Bien sûr, les Nations unies ont félicité le Québec, il y a deux semaines, pour son approche novatrice par bassin versant (qui tient compte de toutes les eaux de surface vers un même point). Notamment parce qu'elle favorise l'élaboration de plans d'action collés sur les besoins du milieu naturel.

Ben oui : on préfère traiter le malade en phase terminale plutôt que de circonscrire en aval les sources du mal. Encore là, municipalités, organismes de protection et de bassins versants manquent cruellement de moyens pour protéger les lacs. Et quand les municipalités veulent se donner une marge de manoeuvre en haussant les taxes de 5 %, les riverains, qui contribuent généralement aux problèmes, crient au meurtre.

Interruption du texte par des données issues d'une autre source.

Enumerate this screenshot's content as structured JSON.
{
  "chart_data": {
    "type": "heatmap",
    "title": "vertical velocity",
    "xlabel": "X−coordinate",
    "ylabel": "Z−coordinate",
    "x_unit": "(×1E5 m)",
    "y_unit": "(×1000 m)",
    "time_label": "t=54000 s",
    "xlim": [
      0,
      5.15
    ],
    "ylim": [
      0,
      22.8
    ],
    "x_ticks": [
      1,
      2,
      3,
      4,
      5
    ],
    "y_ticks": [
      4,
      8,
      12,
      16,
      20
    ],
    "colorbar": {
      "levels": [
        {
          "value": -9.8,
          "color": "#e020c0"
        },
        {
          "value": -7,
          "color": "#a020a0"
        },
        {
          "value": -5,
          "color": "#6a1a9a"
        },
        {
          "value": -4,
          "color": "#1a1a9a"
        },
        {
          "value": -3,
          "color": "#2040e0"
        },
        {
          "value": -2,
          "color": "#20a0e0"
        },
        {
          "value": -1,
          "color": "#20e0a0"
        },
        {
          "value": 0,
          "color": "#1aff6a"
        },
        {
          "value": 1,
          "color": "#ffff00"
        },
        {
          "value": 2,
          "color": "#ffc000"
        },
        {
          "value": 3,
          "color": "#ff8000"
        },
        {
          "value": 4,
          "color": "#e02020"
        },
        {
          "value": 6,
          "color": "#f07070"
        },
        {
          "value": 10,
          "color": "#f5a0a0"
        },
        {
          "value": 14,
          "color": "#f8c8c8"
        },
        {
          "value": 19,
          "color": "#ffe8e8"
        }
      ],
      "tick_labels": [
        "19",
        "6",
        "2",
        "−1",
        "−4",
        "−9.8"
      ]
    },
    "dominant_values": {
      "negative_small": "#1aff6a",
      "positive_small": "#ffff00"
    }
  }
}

Ce n'est pas l'ajout de quelques inspecteurs à l'Environnement, annoncé dans le dernier budget, qui va y changer grand-chose. L'augmentation de 9 % du budget du ministère, c'est bien, mais celui-ci ne représente toujours que 0,4 % du budget total du Québec, une goutte d'eau. Et ce n'est pas parce que les cyanobactéries (algues bleues) sont disparues du radar médiatique que le phénomène n'existe plus. Comme le disait un expert, ces éclosions sont un wake up call d'une détérioration qui pourrait s'avérer irrémédiable. Québec a proposé un plan d'action, mais il est nettement insuffisant parce que pas assez contraignant.

Le pire, c'est qu'il ne s'agit pas toujours d'une question d'argent. Le Nouveau-Brunswick a rapatrié les pouvoirs fédéraux concernant la navigation sur les lacs pour interdire les bateaux à moteur là où le besoin se fait sentir. C'est vrai qu'il y a 800 000 bateaux au Québec. Ça fait beaucoup d'électeurs...

Autre exemple : la protection des bandes riveraines, qui varie de 10 à 15 mètres. Déjà que c'est insuffisant, pourquoi, en milieu agricole, la largeur de protection est-elle de seulement trois mètres? «La situation empire, mais tout le monde est conforme. Posez-vous des questions», comme le dit Louis Hautecloque... un agriculteur.

D'ici quelques semaines, la fonte des neiges charriera des tonnes de sédiments dans les cours d'eau, asphyxiant un peu plus des lacs déjà sur le respirateur. Au même moment, des centaines de milliers de Québécois fébriles s'apprêteront à les prendre d'assaut sans trop réfléchir aux conséquences.

Jean Charest devrait être particulièrement sensible à la question, lui, un natif de l'Estrie. Mais le problème avec cette lente détérioration, c'est justement qu'elle est lente. Les bénéfices d'éventuelles interventions seraient imperceptibles avant les prochaines élections...

Nos lacs sous la surface est à l'affiche au Clap.